Ching Shih participated in her husband's piracy, helping to bring rival Cantonese fleets into an alliance known as the Red Flag Fleet.

When her husband died, Ching Shih took over the leadership of the Red Flag Fleet. She united the fleet under a single code of law. This code was strict and heavily enforced, with beheading and flogging common.

Under Ching Shih's command, the Red Flag Fleet could not be defeated by the Chinese, Portuguese or British navies for many years. On her eventual defeat in 1810, she accepted an amnesty offered to pirates who agreed to end their careers. She died in her bed at 69, a free woman.

 

Japan: ¥1000 (JPY) - Tomoe Gozen

Tomoe Gozen was a female samurai considered the first general of Japan.
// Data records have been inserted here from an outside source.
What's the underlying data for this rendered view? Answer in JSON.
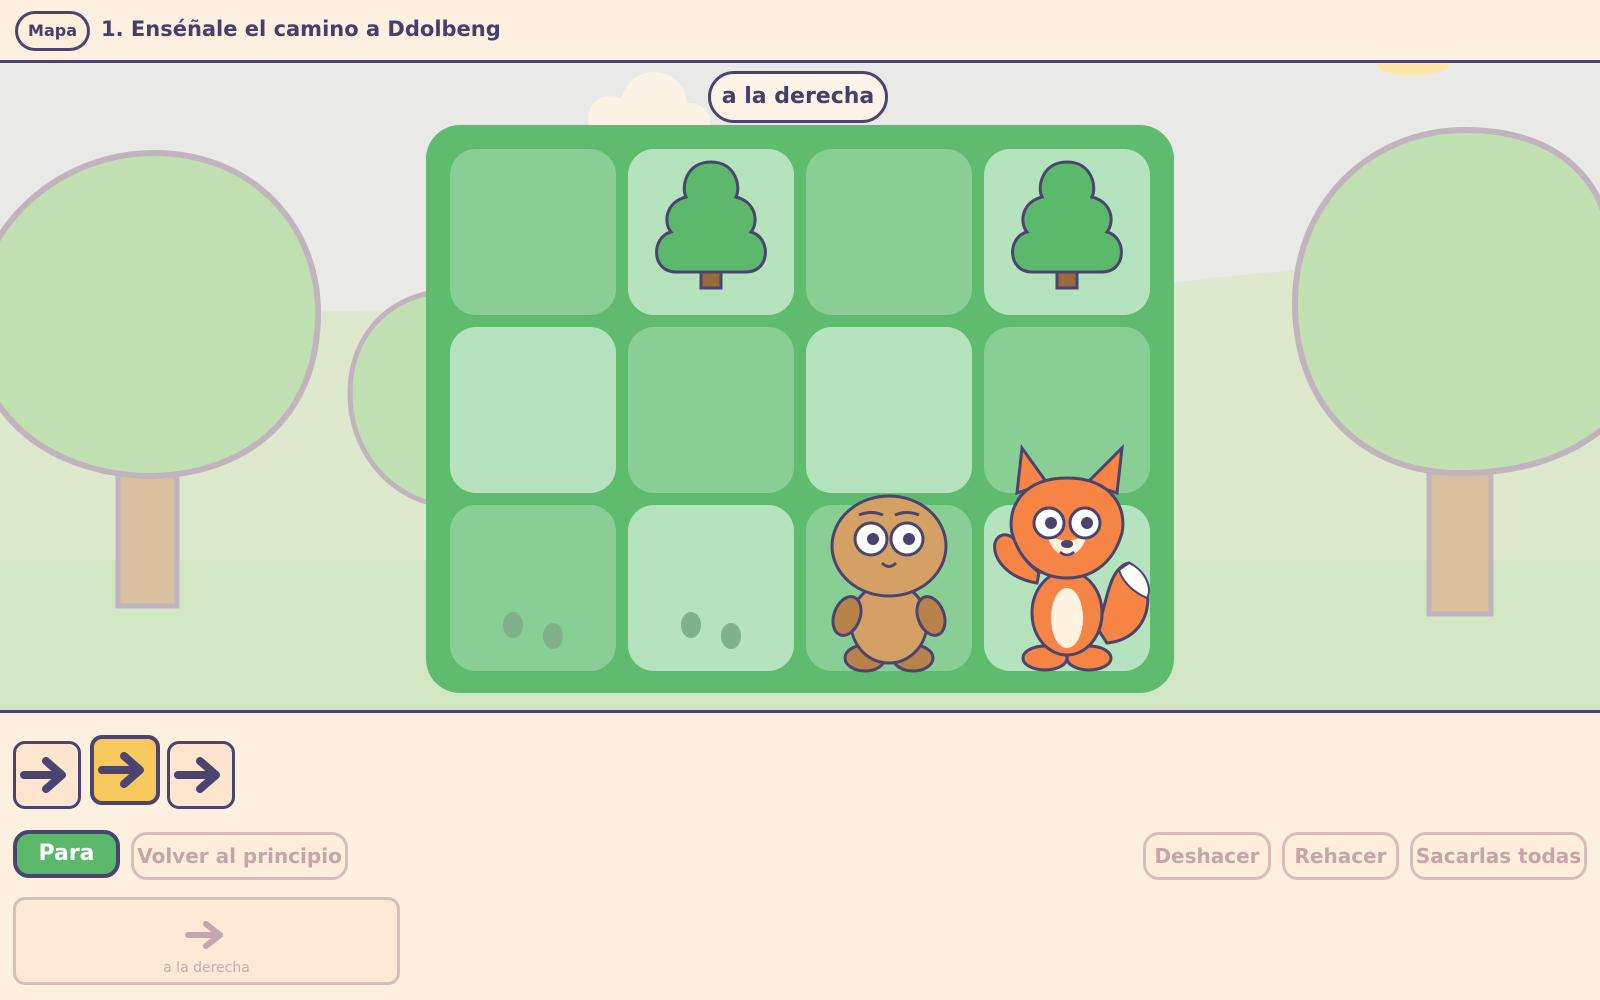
{
  "header": {
    "map_label": "Mapa",
    "level_title": "1. Enséñale el camino a Ddolbeng"
  },
  "scene": {
    "hint_label": "a la derecha",
    "board": {
      "rows": 3,
      "cols": 4,
      "cells": [
        [
          "empty",
          "tree",
          "empty",
          "tree"
        ],
        [
          "empty",
          "empty",
          "empty",
          "empty"
        ],
        [
          "footprints",
          "footprints",
          "player",
          "goal"
        ]
      ]
    },
    "characters": {
      "player": "ddolbeng-character",
      "goal": "fox-character"
    },
    "colors": {
      "board": "#5fbc6e",
      "tile_dark": "#89cf95",
      "tile_light": "#b4e3bd",
      "outline": "#4a446e",
      "fox": "#f58445",
      "player": "#d4a064"
    }
  },
  "commands": {
    "sequence": [
      {
        "icon": "arrow-right-icon",
        "active": false
      },
      {
        "icon": "arrow-right-icon",
        "active": true
      },
      {
        "icon": "arrow-right-icon",
        "active": false
      }
    ]
  },
  "controls": {
    "run_label": "Para",
    "reset_label": "Volver al principio",
    "undo_label": "Deshacer",
    "redo_label": "Rehacer",
    "clear_label": "Sacarlas todas"
  },
  "palette": {
    "blocks": [
      {
        "icon": "arrow-right-icon",
        "label": "a la derecha"
      }
    ]
  }
}
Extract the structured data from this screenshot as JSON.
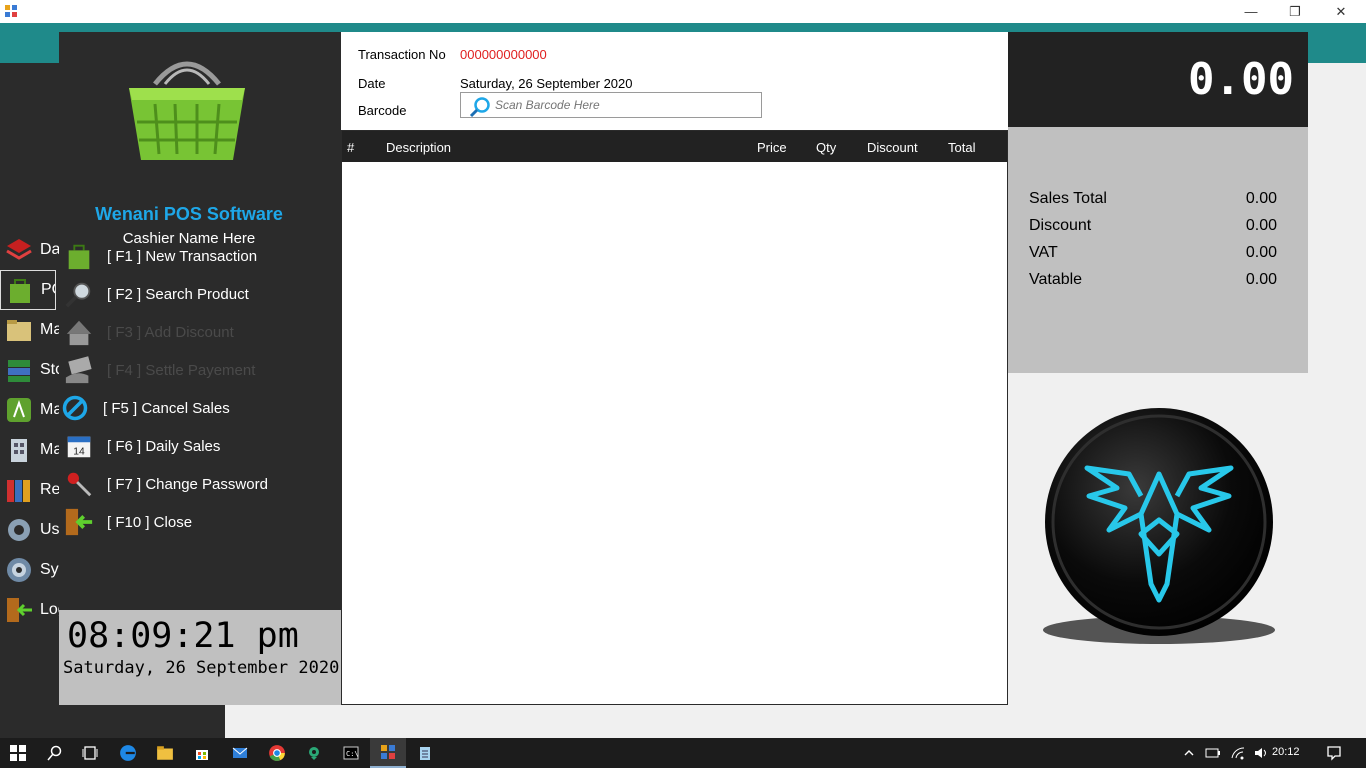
{
  "window": {
    "minimize": "—",
    "restore": "❐",
    "close": "✕"
  },
  "main_sidebar": {
    "items": [
      {
        "label": "Dashboard",
        "icon": "layers-icon"
      },
      {
        "label": "POS",
        "icon": "shopping-bag-icon"
      },
      {
        "label": "Manage",
        "icon": "folder-icon"
      },
      {
        "label": "Stock",
        "icon": "books-icon"
      },
      {
        "label": "Manage",
        "icon": "app-icon"
      },
      {
        "label": "Manage",
        "icon": "building-icon"
      },
      {
        "label": "Reports",
        "icon": "binders-icon"
      },
      {
        "label": "Users",
        "icon": "gear-icon"
      },
      {
        "label": "System",
        "icon": "settings-icon"
      },
      {
        "label": "Logout",
        "icon": "exit-door-icon"
      }
    ]
  },
  "pos": {
    "brand": "Wenani POS Software",
    "cashier": "Cashier Name Here",
    "menu": [
      {
        "label": "[ F1 ] New Transaction",
        "enabled": true
      },
      {
        "label": "[ F2 ] Search Product",
        "enabled": true
      },
      {
        "label": "[ F3 ] Add Discount",
        "enabled": false
      },
      {
        "label": "[ F4 ] Settle Payement",
        "enabled": false
      },
      {
        "label": "[ F5 ] Cancel Sales",
        "enabled": true
      },
      {
        "label": "[ F6 ] Daily Sales",
        "enabled": true
      },
      {
        "label": "[ F7 ] Change Password",
        "enabled": true
      },
      {
        "label": "[ F10 ] Close",
        "enabled": true
      }
    ],
    "clock_time": "08:09:21 pm",
    "clock_date": "Saturday, 26 September 2020"
  },
  "header": {
    "transaction_label": "Transaction No",
    "transaction_value": "000000000000",
    "date_label": "Date",
    "date_value": "Saturday, 26 September 2020",
    "barcode_label": "Barcode",
    "barcode_placeholder": "Scan Barcode Here"
  },
  "grid": {
    "columns": [
      "#",
      "Description",
      "Price",
      "Qty",
      "Discount",
      "Total"
    ],
    "rows": []
  },
  "totals": {
    "display": "0.00",
    "rows": [
      {
        "label": "Sales Total",
        "value": "0.00"
      },
      {
        "label": "Discount",
        "value": "0.00"
      },
      {
        "label": "VAT",
        "value": "0.00"
      },
      {
        "label": "Vatable",
        "value": "0.00"
      }
    ]
  },
  "taskbar": {
    "time": "20:12",
    "icons": [
      "windows-start-icon",
      "search-icon",
      "task-view-icon",
      "edge-icon",
      "file-explorer-icon",
      "store-icon",
      "mail-icon",
      "chrome-icon",
      "maps-icon",
      "terminal-icon",
      "pos-app-icon",
      "notepad-icon"
    ]
  },
  "colors": {
    "accent": "#1ea7e8",
    "teal": "#1f8a8a",
    "panel_dark": "#2b2b2b",
    "error_red": "#e02020"
  }
}
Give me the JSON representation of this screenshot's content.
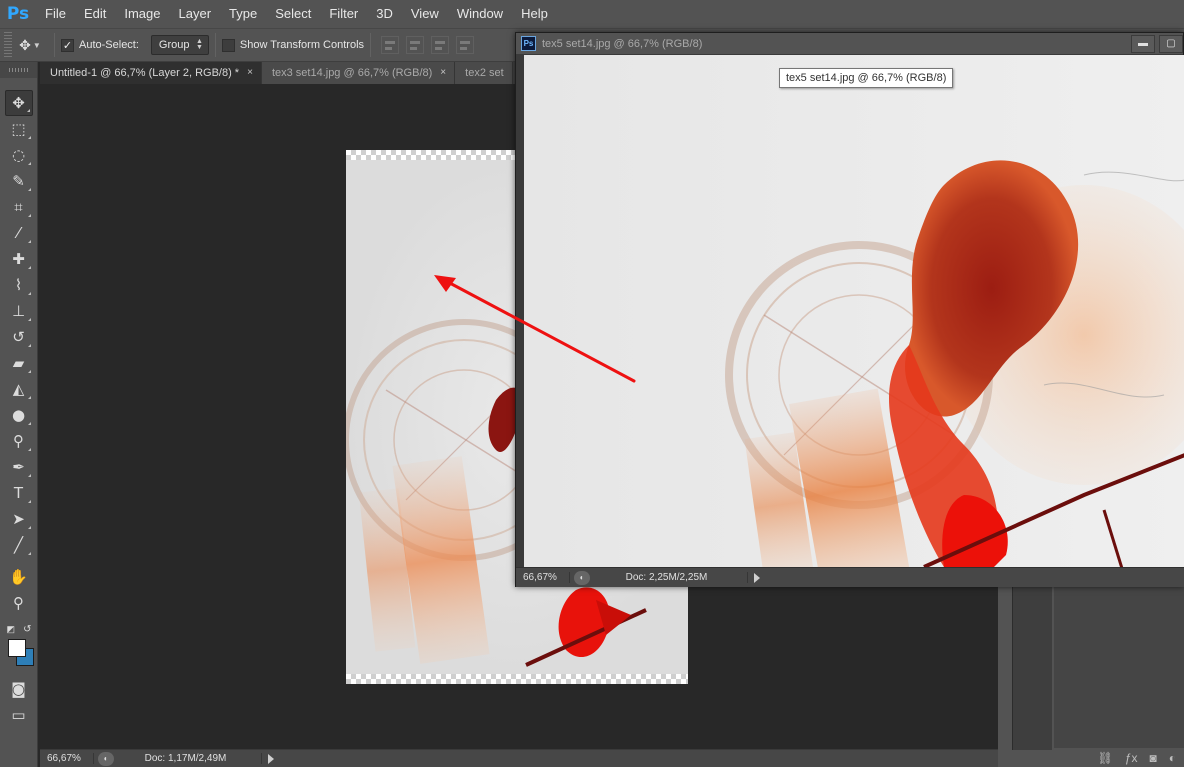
{
  "app": {
    "logo": "Ps"
  },
  "menu": [
    "File",
    "Edit",
    "Image",
    "Layer",
    "Type",
    "Select",
    "Filter",
    "3D",
    "View",
    "Window",
    "Help"
  ],
  "options": {
    "auto_select_label": "Auto-Select:",
    "auto_select_checked": true,
    "group_value": "Group",
    "transform_label": "Show Transform Controls",
    "transform_checked": false
  },
  "tabs": [
    {
      "label": "Untitled-1 @ 66,7% (Layer 2, RGB/8) *",
      "close": "×"
    },
    {
      "label": "tex3 set14.jpg @ 66,7% (RGB/8)",
      "close": "×"
    },
    {
      "label": "tex2 set",
      "close": ""
    }
  ],
  "status_main": {
    "zoom": "66,67%",
    "doc": "Doc: 1,17M/2,49M"
  },
  "float_window": {
    "icon": "Ps",
    "title": "tex5 set14.jpg @ 66,7% (RGB/8)",
    "tooltip": "tex5 set14.jpg @ 66,7% (RGB/8)",
    "minimize": "▬",
    "maximize": "▢",
    "zoom": "66,67%",
    "doc": "Doc: 2,25M/2,25M"
  },
  "tools": [
    "move-tool",
    "marquee-tool",
    "lasso-tool",
    "quick-selection-tool",
    "crop-tool",
    "eyedropper-tool",
    "healing-brush-tool",
    "brush-tool",
    "clone-stamp-tool",
    "history-brush-tool",
    "eraser-tool",
    "paint-bucket-tool",
    "blur-tool",
    "dodge-tool",
    "pen-tool",
    "type-tool",
    "path-selection-tool",
    "line-tool",
    "hand-tool",
    "zoom-tool"
  ],
  "colors": {
    "foreground": "#ffffff",
    "background": "#2e7fb8",
    "annotation_arrow": "#ee1111",
    "accent": "#31a8ff"
  }
}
She served in the war that led to the establishment of the first shogunate there. Although details about her personal life are contested, the details about her skill as a warrior are well recognised.

At the Battle of Yokotagawara, Tomoe defeated and beheaded seven samurai. This was at a time when collecting heads was the ultimate sign of military prowess. In 1184 she led 300 outnumbered samurai into battle against 6 000 cavalry troops in the Battle of Awazu. Although she fought bravely, her troops were defeated and Tomoe was one of only five survivors.

Her commander ordered her to desert the battlefield, which was considered an extreme disgrace. To redeem her honour, Tomoe beheaded one final warrior. What happened to her after her last battle is unknown. There are differing accounts saying she became a concubine or became a Buddhist nun.

Whatever her fate, her legacy as 'a warrior worth a thousand' is kept alive through the Tale of the Heike.